A function is bijective if it is both injective and surjective. Bijections pair the elements of $A$ perfectly with the elements of $B$ — this is the precise meaning of " $A$ and $B$ have the same cardinality."

Where this shows up

- **Hash functions:** Cryptographic hashes (SHA-256, BLAKE3) are designed so that finding two inputs with the same output ("collision") is computationally infeasible — this is "*practical* injectivity." Database indexes assume true injectivity of primary keys. - **Lossy compression:** JPEG and MP3 are surjective-but-not-injective maps from raw signals to compressed bitstreams — many original signals can produce the same compressed output, and you cannot recover the exact original. Lossless compression (ZIP, PNG) is bijective on its domain of valid files. - **Dictionary keys and database primary keys:** Both demand that the key-to-value lookup behave like a function with injective targets — no two records share a key. Constraints in SQL enforce this. - **Cantor’s diagonal argument:** Cantor proved that there is no surjection

\mathbb{N} \to \mathbb{R}

— so

\mathbb{R}

is "strictly larger" than

\mathbb{N}

. Bijections (and the lack thereof) are how we measure infinite sizes.

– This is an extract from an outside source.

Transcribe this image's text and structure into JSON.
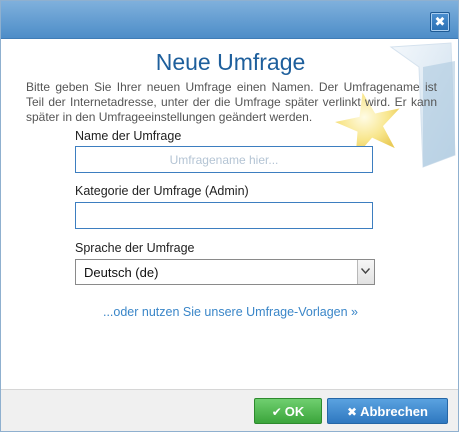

Pause and think: $f: \mathbb{Z} \to \mathbb{Z},, f(n) = 2n$ . Is it injective? Surjective? If you change the codomain to "even integers," does surjectivity status change?

Try it

Predict, then prove: $f: \mathbb{R} \to \mathbb{R},, f(x) = 3x - 5$ is bijective.
Show by counterexample that $g: \mathbb{R} \to \mathbb{R},, g(x) = x^2$ is neither injective nor surjective. What if we restrict the domain to $[0, \infty)$ and the codomain to $[0, \infty)$ ?
Use the widget to build an injective-but-not-surjective function from ${1, 2}$ to ${a, b, c}$ .
Prove: if $f$ and $g$ are both injective, then $g \circ f$ is injective.
Find a function $f: \mathbb{N} \to \mathbb{N}$ that is surjective but not injective.

A trap to watch for

To disprove injectivity you need two distinct inputs giving the same output — not just one repeated output. Writing " $g(2) = 4$ shows $g(x) = x^2$ is not injective" is incomplete; you need the second witness, e.g. " $g(-2) = 4$ as well, and $2 \neq -2$ ." Similarly for surjectivity: producing one preimage doesn’t prove a function is onto — you need to argue that every codomain element has a preimage.

What you now know

You can prove or disprove injectivity by the assume-equal-and-conclude-equal pattern, prove or disprove surjectivity by constructing or blocking preimages, and recognise bijections as the formal version of "same cardinality." Section 5.3 puts these properties to work: a function is invertible iff it is bijective.

References

Velleman, D. J. (2019). How to Prove It (3rd ed.). Cambridge University Press, §5.2.
Hammack, R. (2018). Book of Proof, ch. 12.
Halmos, P. R. (1960). Naive Set Theory. Springer, §8-9.
Cantor, G. (1891). "Ueber eine elementare Frage der Mannigfaltigkeitslehre." Jahresbericht der DMV 1, 75-78 (the diagonal argument).
Katz, J., Lindell, Y. (2014). Introduction to Modern Cryptography (2nd ed.). CRC Press, ch. 6 (hash functions and collision resistance).